What a great idea, once he does this with a lot of consistently, I would try putting the leash on but not holding it. I would also stop going to the treat bucket, rather have some in your pocket so that he doesn't associate the bucket with the behavior so much. Then once he has all that down, stop leashing and have him sit beside you, then slow down how many cheerios but if he does a super good job like BG said give him a jackpot of a lot of cheerios. You just over time slow down how many treats, until you don't even have to treat every time. Like right now you're doing six plus treats from guests, so after a few days go 5 then 4 and so on.  If he has trouble moving up a step don't be afraid to back up, like you said consistency is the key. Great job. :). 

Great job!  We've been practicing door bell etiquette but it is coming slow to my pack.  With three dogs, nobody wants to be the "good" one when the others are barking or jumping. 

Exactly my problem with three dogs. I have found having the guest cross their arms and look away from the dog works wonders. Willy especially is ticked and turns and walks the other way. I am always amazed by this. Who else has tried this method?

Mine are unfazed.  They are so into their own exuberance that they don't care if the recipient is happy about it.

I just posted on another thread that I use a gate. They are behind the gate on the other side of the room.  They can see our guest but the gate doesn't come down until they stop jumping around.  They are rewarded for their good behavior by getting to approach the guest calmly.

When we take Gordie out of the picture, our doodles are totally manageable, but when he is around...... nothing works other than leashing.

Glad you found something that works for you Jodi:)

Wow, that is great.  My doodles are 4 and 3 1/2 yrs old and it is total chaos when someone comes in.  I live alone and don't get much traffic so its so difficult to get my doodles in check.  This is one thing that I just cant break with my doods.  I'm glad you found a way to make this work - nice job !!!

Before I get all proud and mighty, I should have mentioned yesterday was the first day doing this!  But by the 6th doorbell ring or so he was getting it!  Today a snow storm but am going to insist on having my kids go in and out to ring that bell all day!  Ha- I do think that consistency and doing it every single day is the key - I'm sure I'm a long way away from this really working but at least it's a start- total pain to hook leash on him and bring him to door with me, but think only option for now- he is just to over stimulated and excited and wants to see who is at door- think I am going to try standing on leash instead of holding leash as when I hold leash he still seems to lunge up at people.  Will keep working on it- thanks all- feedback is great- really appreciate it.

It sounds like you've found something that works and even though it;s only been one day, it is amazing how smart these dogs are. So yes, consistency is the key with them. Even getting away with one jumping, barking episode, can put you back quite a bit. My two are made to sit at the door and I broke the jumping up on people a long time ago, so when I release them, it;s more of a sniffing frenzy. i do ask/warn the visitor that is what they will do and if it's not ok with them, I remove them from the area.
I don't use treats as much as I used to for training as my two are very receptive to smiles and petting and "Good girl/boy".
As for the practice of visitors turning and ignoring them, that has worked very well for me in breaking the jumping, and of course verbal command of "Down" or "Off". And then petting and good girl!

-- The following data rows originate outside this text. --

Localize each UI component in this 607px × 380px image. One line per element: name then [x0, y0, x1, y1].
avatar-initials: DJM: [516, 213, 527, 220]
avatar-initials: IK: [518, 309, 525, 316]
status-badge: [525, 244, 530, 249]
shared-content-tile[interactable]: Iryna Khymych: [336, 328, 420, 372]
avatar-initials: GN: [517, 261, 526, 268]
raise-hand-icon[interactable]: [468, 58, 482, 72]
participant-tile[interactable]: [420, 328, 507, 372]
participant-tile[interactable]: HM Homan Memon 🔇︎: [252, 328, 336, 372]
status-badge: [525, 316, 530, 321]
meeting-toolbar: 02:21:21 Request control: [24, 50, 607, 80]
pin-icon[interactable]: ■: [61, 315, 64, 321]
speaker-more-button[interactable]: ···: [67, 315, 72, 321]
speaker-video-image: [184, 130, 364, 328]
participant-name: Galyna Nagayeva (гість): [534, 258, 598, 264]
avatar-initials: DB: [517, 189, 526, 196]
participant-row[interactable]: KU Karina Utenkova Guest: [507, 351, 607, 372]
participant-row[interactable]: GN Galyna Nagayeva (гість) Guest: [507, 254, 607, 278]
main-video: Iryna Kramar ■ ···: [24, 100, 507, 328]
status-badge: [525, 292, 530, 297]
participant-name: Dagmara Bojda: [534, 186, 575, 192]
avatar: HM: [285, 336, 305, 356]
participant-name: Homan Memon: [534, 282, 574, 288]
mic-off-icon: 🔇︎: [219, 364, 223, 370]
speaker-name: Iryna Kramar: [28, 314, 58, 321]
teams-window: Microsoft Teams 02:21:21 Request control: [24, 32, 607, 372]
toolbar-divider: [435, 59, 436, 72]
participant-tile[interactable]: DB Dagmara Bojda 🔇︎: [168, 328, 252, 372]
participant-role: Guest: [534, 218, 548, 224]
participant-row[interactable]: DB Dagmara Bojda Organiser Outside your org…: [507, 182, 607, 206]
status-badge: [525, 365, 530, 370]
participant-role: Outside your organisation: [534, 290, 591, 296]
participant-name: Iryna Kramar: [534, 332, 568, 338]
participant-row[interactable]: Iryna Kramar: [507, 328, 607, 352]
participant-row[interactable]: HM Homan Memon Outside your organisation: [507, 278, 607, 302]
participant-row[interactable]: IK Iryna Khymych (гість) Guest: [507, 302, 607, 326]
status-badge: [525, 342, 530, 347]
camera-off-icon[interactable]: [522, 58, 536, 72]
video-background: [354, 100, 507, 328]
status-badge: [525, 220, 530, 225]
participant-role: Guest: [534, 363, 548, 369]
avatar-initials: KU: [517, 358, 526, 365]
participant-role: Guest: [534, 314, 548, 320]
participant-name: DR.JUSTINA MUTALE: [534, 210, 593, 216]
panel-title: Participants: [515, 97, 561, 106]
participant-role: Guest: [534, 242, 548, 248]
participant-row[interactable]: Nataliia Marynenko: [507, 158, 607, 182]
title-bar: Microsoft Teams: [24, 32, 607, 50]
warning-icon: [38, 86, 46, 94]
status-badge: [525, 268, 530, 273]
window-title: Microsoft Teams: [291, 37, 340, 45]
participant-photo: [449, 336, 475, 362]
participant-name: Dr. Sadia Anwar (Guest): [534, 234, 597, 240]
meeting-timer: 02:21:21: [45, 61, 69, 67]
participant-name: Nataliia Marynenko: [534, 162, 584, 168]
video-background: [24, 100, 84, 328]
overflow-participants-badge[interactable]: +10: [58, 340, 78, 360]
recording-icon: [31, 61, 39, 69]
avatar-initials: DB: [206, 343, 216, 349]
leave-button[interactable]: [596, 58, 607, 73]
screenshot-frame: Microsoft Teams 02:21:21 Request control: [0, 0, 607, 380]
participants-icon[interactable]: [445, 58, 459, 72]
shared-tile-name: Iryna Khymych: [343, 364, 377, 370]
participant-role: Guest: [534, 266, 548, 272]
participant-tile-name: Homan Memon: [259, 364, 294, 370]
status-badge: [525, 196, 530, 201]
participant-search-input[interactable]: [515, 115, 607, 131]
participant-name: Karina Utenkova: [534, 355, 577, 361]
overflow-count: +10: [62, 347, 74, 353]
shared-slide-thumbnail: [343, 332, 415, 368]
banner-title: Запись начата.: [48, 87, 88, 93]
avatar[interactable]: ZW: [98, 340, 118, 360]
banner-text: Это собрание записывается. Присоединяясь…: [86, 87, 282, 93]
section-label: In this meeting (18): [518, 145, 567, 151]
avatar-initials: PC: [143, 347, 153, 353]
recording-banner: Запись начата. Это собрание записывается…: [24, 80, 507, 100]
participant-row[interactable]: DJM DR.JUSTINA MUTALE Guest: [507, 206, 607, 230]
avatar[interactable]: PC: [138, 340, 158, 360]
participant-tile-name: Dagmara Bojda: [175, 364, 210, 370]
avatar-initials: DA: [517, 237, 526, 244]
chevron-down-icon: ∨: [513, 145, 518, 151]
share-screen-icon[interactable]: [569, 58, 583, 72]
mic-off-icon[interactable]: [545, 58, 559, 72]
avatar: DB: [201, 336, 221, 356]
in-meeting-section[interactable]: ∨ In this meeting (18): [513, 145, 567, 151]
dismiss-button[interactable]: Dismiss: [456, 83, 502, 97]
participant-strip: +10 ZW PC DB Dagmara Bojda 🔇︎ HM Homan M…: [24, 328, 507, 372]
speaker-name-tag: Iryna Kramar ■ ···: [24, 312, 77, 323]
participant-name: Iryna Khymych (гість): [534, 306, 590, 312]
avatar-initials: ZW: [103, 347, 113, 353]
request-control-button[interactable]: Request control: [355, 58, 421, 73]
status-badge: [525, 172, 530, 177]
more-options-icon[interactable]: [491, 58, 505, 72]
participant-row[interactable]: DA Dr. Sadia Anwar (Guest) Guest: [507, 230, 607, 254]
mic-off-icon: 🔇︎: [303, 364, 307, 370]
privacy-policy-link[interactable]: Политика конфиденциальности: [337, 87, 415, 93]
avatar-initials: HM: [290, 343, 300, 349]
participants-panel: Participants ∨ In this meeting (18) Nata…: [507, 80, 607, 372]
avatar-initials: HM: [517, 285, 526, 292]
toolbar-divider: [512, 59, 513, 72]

I did have one who was a flying dervish and would leap and fly onto visitors, knocking them down. I used a knee to the chest method one time and it worked like a charm. I am sure that it is not the preferred method by some, but it was to the point of her or a person feeling discomfort and since she was the cause of the issue, she got the receiving end of a knee. She no longer jumped and all I have to do now is walk my legs right in front of her when she even looks like she's thinking about jumping, and she settles down. Keep up the good work.